Выбрать главу

Около полуночи они услышали, как открылась и захлопнулась наружная дверь; затем до них донеслись звуки шагов, но вскоре все опять стихло и вновь потекли часы, казавшиеся медленными и страшными обеим женщинам, для которых началась расплата за преступление.

Только на рассвете кто-то осторожно постучал в дверь графини Мариани; она бросилась открывать.

— Это он! — произнесла она дрогнувшим голосом. — О Бернардо, мы так переживали за вас!

Она сказала это, все еще дрожа от страха; волнение оказалось настолько сильным, что Гавацца был вынужден поддержать ее, довести до дивана и усадить рядом с матерью.

— Разве так встречают доброго вестника? — спросил он, силясь улыбнуться. — Вы свободны, сударыня! Негодяй, навязавший вам свое имя, чтобы безнаказанно грабить вас, больше не причинит вам никакого вреда.

— Что? — пролепетала маркиза, — Мариани?..

— Мертв, сударыня! И так умрут все, кто осмелится посягнуть на ваше счастье. Но откуда этот страх, который проступает на ваших лицах? Неужели же кому-то придет в голову возложить на вас ответственность за то, что сделал один я? Разве вы забыли, что я принес вам в жертву мою жизнь? Она принадлежит вам, и, что бы ни случилось, я буду защищать ее лишь для того, чтобы сохранить незапятнанной вашу честь. Но стоит ли волноваться по поводу событий, которые вряд ли произойдут?
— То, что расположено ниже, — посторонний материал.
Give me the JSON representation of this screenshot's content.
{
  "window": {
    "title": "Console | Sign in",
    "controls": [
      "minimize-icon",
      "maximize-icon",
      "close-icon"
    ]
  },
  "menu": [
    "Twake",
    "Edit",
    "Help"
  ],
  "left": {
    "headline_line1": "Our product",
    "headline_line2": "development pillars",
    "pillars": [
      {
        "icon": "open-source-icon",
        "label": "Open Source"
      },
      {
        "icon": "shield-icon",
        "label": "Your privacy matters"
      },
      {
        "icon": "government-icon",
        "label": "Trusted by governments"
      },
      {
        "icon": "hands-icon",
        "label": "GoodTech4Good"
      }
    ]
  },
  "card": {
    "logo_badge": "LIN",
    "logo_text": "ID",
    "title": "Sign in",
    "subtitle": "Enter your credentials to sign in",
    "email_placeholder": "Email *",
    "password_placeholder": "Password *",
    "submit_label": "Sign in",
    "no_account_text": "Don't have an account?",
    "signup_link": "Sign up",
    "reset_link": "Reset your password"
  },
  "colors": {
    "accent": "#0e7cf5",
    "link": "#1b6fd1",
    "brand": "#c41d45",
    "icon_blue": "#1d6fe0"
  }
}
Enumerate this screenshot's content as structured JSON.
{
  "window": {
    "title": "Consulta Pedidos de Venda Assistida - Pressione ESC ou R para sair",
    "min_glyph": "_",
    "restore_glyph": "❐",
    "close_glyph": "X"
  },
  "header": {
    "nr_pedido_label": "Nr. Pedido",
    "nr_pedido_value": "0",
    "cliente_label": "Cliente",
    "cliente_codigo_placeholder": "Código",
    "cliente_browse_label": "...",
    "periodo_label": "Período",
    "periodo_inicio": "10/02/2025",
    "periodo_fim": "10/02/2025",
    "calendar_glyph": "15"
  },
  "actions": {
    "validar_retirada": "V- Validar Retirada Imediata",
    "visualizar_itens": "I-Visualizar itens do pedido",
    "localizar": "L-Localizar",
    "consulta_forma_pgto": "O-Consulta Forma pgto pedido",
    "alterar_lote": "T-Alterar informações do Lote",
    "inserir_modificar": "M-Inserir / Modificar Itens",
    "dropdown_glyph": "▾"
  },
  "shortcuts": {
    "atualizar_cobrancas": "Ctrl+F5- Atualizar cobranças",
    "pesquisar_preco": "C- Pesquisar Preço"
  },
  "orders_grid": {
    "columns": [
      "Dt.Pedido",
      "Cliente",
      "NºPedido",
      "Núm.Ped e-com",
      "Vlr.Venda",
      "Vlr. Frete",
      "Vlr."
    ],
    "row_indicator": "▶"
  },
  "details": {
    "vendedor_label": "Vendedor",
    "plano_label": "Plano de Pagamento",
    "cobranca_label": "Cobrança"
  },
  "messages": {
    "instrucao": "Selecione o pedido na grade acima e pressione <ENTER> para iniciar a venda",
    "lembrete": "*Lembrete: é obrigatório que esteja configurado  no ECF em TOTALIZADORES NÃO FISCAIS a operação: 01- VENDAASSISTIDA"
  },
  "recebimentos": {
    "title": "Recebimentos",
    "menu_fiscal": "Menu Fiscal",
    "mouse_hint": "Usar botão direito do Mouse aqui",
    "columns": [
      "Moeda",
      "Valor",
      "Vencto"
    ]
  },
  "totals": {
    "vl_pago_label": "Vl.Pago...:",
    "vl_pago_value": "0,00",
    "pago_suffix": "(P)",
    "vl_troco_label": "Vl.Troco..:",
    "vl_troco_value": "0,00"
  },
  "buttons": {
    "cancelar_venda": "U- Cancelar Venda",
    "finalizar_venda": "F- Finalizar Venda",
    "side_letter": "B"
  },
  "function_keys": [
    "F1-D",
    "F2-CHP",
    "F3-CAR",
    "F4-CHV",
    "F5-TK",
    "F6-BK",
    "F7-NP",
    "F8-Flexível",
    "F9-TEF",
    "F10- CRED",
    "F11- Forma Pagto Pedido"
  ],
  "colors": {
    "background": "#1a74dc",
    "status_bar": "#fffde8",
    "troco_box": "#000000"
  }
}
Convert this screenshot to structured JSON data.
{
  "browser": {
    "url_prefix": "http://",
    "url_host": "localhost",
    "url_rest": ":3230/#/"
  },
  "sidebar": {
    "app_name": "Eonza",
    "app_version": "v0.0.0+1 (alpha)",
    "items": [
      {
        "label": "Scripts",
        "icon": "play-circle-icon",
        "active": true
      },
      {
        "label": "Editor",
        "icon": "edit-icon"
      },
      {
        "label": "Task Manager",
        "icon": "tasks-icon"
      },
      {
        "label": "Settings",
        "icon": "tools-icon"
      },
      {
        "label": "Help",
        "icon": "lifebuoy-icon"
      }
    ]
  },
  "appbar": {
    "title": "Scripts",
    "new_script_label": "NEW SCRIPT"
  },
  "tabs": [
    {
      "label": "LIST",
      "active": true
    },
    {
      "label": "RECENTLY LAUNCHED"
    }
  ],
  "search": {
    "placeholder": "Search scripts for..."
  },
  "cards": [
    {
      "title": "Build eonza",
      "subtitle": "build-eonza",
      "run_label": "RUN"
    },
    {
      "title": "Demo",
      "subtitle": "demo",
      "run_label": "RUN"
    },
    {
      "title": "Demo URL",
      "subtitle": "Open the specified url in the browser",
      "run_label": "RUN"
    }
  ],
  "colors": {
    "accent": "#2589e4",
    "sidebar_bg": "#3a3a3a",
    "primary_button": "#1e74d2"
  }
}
Никаких улик против меня не существует, я тщательно все предусмотрел, свершившееся останется тайной — моей и Господа Бога, и горе тому, кто попытается проникнуть в нее!

— Скажи лучше: горе тебе! — воскликнул монах Луиджи, появившийся неожиданно, как карающий ангел.

Даже удар молнии у ног трех сообщников не испугал бы их так, как появление этого монаха с горящими глазами и неистощимым запасом угроз и проклятий. Женщины не двигались с места и молчали; прошло несколько секунд, прежде чем Бернардо осознал, что происходит вокруг него; но молодой человек был совсем не робкого десятка, и легкое замешательство тут же уступило место уверенности в себе, почти никогда не покидавшей его.

— Ваше преподобие, — сказал он, внешне обретя вдруг спокойствие, — такая вспышка, если позволено так выразиться, несовместима с вашим достоинством и саном, и, я полагаю, вам будет трудно оправдать резкость, которую вы позволили себе по отношению ко мне.

— О! Неслыханная наглость! — ответил монах. — Не знаю, как объяснить, что я не содействую тому, чтобы ты отправился на виселицу! В каком часу ты ушел вчера вечером? Когда вернулся сегодня ночью? Что делал в промежутке?.. Молчишь? Тогда я сам тебе скажу.

И Луиджи рассказал об убийстве графа Мариани, не упустив ни малейшей подробности. На это раз Гавацца был побежден: хотел ответить, но слова замерли у него на языке.

— И ты только что осмелился сказать несчастным женщинам, что это преступление — тайна, известная только Богу, им и тебе!.. А знаешь ли ты, что я умею угадывать то, что хотят от меня скрыть? Но в данном случае мне не пришлось прибегать к этой хитрости: ты действовал так глупо, оставил столько следов на своем пути, что если бы мне не удалось остановить в пути двух основных свидетелей твоих преступлений, уже направлявшихся к прокурору уголовного суда, то в этот дом уже давно ворвались бы вооруженные слуги закона, а эти бедняжки, осыпавшие тебя благодеяниями, в скором времени последовали бы за тобой на эшафот.

Стоило ему произнести эти слова, как Анджела громко закричала, упала на пол и забилась в судорогах.

— Луиджи, — одновременно с этим взмолилась маркиза, опустившись на колени перед монахом, — спасите нас, я вас заклинаю!

— Разве не для этого я оказался здесь в такой час, Паола? — ответил он, помогая маркизе подняться.

Затем, склонившись над графиней, еще корчившейся в сильнейшем нервном припадке, он дал ей понюхать какую-то странную соль, и женщина тут же успокоилась как по волшебству.

— Теперь, — продолжал он, — отбросим напрасные страхи, чтобы довести до победного конца борьбу, начатую так неосторожно. Борьба будет длиться долго; ведь кем бы ни был Мариани по происхождению, у него — многочисленная и могущественная семья. Как я только что сказал, два основных свидетеля находятся в моих руках; они не заговорят без моего разрешения.

— Луиджи, — с волнением обратилась к монаху маркиза, взяв его за руки, — в вас наша вера, в вас наша единственная надежда.